B. 1949
Author, filmmaker and illustrator Peter Sís was born in Brno, Czechoslovakia and grew up there under Communist rule. He was educated at the Academy of Applied Arts in Prague, and the Royal College of Art in London. In 1982 a film project on the 1984 Winter Olympics brought him to Los Angeles. After the Eastern bloc decided to boycott the event, Sís refused the Czech government’s request for his return home, and he was granted asylum. After corresponding with children’s author and illustrator Maurice Sendak, he moved to New York to begin a career in illustration.
 
Hundreds of Sís’s drawings have been published in the New York Times Book Review, as well as in numerous other magazines. His visual art has also included subway and airport murals, book jackets, and hats.
 
Sís’s illustrations often portray a shadowy, fast-shifting experience of childhood.
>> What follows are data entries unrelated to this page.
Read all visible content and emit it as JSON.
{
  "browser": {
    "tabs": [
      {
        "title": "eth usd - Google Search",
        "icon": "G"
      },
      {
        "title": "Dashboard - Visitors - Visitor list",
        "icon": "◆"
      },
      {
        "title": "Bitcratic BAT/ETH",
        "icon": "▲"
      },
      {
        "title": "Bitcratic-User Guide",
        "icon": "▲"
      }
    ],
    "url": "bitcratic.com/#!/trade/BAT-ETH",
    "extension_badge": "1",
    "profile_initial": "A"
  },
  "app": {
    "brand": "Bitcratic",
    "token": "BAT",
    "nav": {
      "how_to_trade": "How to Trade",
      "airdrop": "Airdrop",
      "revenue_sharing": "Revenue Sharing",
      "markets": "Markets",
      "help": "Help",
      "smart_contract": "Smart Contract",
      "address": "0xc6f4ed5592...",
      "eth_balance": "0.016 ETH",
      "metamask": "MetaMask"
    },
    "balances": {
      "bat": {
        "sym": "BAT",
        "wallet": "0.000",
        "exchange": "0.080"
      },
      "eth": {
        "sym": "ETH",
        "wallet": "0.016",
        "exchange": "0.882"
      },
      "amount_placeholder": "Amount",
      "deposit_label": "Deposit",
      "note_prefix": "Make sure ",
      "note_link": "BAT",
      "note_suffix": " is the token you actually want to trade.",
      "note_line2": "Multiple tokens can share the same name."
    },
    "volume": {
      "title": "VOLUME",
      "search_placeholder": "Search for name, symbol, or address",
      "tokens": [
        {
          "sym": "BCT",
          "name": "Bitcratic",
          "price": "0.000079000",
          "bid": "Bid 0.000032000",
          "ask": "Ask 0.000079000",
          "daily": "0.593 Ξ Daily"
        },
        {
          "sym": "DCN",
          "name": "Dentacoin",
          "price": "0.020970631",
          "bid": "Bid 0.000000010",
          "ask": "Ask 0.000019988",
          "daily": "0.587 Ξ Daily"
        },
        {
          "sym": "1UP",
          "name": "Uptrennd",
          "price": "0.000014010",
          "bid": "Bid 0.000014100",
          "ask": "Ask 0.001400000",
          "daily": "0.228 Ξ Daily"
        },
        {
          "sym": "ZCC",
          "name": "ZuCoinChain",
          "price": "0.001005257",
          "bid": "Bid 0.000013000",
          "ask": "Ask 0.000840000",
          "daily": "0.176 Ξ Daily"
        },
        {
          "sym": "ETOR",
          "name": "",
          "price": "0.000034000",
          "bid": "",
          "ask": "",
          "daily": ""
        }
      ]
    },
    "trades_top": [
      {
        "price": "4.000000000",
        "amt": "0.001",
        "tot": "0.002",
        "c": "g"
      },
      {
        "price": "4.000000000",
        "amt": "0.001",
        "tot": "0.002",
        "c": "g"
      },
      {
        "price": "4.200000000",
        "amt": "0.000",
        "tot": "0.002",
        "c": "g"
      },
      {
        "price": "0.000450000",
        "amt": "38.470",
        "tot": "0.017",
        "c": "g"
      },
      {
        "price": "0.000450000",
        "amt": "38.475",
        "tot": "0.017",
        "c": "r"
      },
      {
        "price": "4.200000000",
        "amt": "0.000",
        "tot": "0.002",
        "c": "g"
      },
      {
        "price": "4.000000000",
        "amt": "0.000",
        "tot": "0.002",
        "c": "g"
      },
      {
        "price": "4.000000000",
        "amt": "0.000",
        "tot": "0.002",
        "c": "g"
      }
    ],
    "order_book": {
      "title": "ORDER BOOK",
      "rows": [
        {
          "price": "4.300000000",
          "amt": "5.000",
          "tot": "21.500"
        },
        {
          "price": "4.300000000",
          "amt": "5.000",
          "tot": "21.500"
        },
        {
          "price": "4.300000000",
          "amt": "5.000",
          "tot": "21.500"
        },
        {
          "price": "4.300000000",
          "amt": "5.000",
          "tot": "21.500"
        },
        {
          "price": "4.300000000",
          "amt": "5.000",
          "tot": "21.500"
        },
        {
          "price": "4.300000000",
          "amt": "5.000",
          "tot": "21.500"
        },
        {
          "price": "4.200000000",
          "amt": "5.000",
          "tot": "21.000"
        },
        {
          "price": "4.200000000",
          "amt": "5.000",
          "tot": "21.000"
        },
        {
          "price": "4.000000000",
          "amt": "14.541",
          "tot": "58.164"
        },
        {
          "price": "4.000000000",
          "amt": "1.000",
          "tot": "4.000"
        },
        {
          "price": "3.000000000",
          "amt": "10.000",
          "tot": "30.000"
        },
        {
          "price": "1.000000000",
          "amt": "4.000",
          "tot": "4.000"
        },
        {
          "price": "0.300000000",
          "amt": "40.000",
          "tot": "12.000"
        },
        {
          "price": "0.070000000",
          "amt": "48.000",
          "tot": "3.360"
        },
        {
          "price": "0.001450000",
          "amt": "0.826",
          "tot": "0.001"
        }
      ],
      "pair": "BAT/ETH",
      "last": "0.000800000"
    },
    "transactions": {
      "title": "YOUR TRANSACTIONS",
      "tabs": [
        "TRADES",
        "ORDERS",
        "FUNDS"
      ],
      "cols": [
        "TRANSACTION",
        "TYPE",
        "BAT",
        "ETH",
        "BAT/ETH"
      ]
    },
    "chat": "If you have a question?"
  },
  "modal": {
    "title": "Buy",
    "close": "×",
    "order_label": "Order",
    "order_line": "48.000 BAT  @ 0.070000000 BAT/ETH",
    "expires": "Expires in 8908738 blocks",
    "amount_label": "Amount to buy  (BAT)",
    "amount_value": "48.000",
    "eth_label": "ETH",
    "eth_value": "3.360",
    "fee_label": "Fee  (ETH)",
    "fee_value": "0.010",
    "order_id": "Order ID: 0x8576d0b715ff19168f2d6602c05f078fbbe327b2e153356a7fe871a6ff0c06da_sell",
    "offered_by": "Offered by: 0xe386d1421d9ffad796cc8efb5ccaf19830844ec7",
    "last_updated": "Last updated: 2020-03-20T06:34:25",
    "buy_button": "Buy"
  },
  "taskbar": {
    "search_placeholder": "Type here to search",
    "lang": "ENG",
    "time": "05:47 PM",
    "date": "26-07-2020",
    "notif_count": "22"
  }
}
In a 2007 New York Times review of The Wall, Sis’s memoir of his Communist childhood, critic Leonard S. Marcus notes, “For Sis as for so many others, the collapse of the Eastern bloc’s oppressive governments was a dream come true. In “The Wall,” the ecstatic energy and big-spirited inventiveness of the artist’s drawings make the once all but unimaginable realization of that dream visible for all to see.” Sís has written and illustrated dozens of books for children, including The Wall: Growing Up Behind the Iron Curtain (2007), which won the Robert F. Silbert Medal and was a Caldecott Honor book, and Komodo! (1993), which won the Society of Illustrators’ Gold Medal. His work for children has won six New York Times Book Review’s Best Illustrated Book awards.
 
His first book for adults, The Conference of the Birds (2011), is an adaptation of 12th century Sufi poet Farid ud-Din Attar’s epic of the same name.
 
Sís’s films have won the West Berlin Film Festival’s Golden Bear Award, the Grand Prix Toronto and the Cine Golden Eagle Award. He collaborated with Bob Dylan on “You Got to Serve Somebody” (1983). A selection of his films are held in the permanent collection of New York City’s Museum of Modern Art.
 
In 2003 Sís won a MacArthur Fellowship. He lives in New York with his family.